Text: string @index(fulltext) . line from schema.txt.

{
  var(func: anyoftext(Text, "${searchQuery}")) @cascade {
  # All Version nodes which have any of the text in search query.
    p as Post {  # Retrieve their Post, assign it to variable p.

      # Pick the latest Version of the Post and check that it does have the search query. This is a bit of a shuffle and can be avoided by having a direct link from Post to its latest version.
      ~Post(orderdesc: Timestamp, first: 1) @filter(anyoftext(Text, "${searchQuery}"))
    }
  }

  # Pick the first 25 such posts.
  posts(id: var(p), first: 25) {
    _uid_

    Type

    question: ~Has.Answer {  # If this post is an answer, retrieve the question by traversing the Has.Answer edge in reverse.
      _uid_
      Title {
        Text
      }
    }

    Title { # Title Version would be present if this Post if Question.
      Text
    }
    Body {  # Body Version would be present if this Post is Answer.
      Text
    }

    # The rest of the fields are as explained before, and are from the perspective of the question Post node.
    Owner {
      DisplayName
      Reputation
      _uid_
    }
    Tag {
      TagName: Tag.Text
    }
    Chosen.Answer {
      Owner {
        DisplayName
        Reputation
        _uid_
      }
      Timestamp
    }
    UpvoteCount: count(Upvote)
    DownvoteCount: count(Downvote)
    AnswerCount: count(Has.Answer)
    ViewCount
    Timestamp
  }
}

Summary

In this post, we showed you how a SQL schema compares against the equivalent schema in Dgraph, basing our analysis on Stack Overflow data. We then picked pages from Stack Overflow and showed you queries to retrieve all the data necessary to render those pages.

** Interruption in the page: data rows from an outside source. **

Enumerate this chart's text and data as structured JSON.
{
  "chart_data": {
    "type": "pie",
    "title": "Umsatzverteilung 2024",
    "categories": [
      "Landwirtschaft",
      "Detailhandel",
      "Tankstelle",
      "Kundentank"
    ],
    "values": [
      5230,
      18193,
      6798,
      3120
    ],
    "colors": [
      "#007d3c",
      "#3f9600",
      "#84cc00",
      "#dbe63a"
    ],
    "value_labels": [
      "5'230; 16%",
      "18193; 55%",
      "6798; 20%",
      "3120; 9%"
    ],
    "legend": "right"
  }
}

As you can see, Dgraph schema is significantly simpler than SQL, utilizing zero or little schema hacks, pre-computation or duplication of data. Also, Dgraph query language is way more powerful than SQL, handling most of the complexity of recursive data retrieval, ranking and sorting within the database, allowing the application to focus solely on the feature set and rendering of data.

Dgraph being a graph database provides sparsely populated fields and easy schema manipulation, which allows developers to modify data types as they iterate over their application, removing the need to do complex upgrades of the entire system.

Not only that, Dgraph makes it a lot faster for developers to iterate. Modifying Dgraph queries is a lot cheaper operation for a developer, than modifying the backend code; and Dgraph provides a nice UI to allow for this.

Finally, Dgraph supports regular expressions, term matching, full-text search and equality matching for string types. All Dgraph edges are unidirectional, but Dgraph allows you to specify creating reverses automatically, to aid in data retrieval. It also supports indexing various other data types, like int, float, datetime, etc.; very useful to build applications today.

Overall, this post sheds light on why we think a graph database like Dgraph is a better choice for developers today. It simplifies the data model, significantly cuts down on the backend code, and allows faster iteration.

All the data generation, querying and rendering code is located at Dgraph’s Graph Overflow repository. Dgraph query language spec is located here. Graph overflow site is still a work in progress, and we’ll put it up at dgraph.io soon.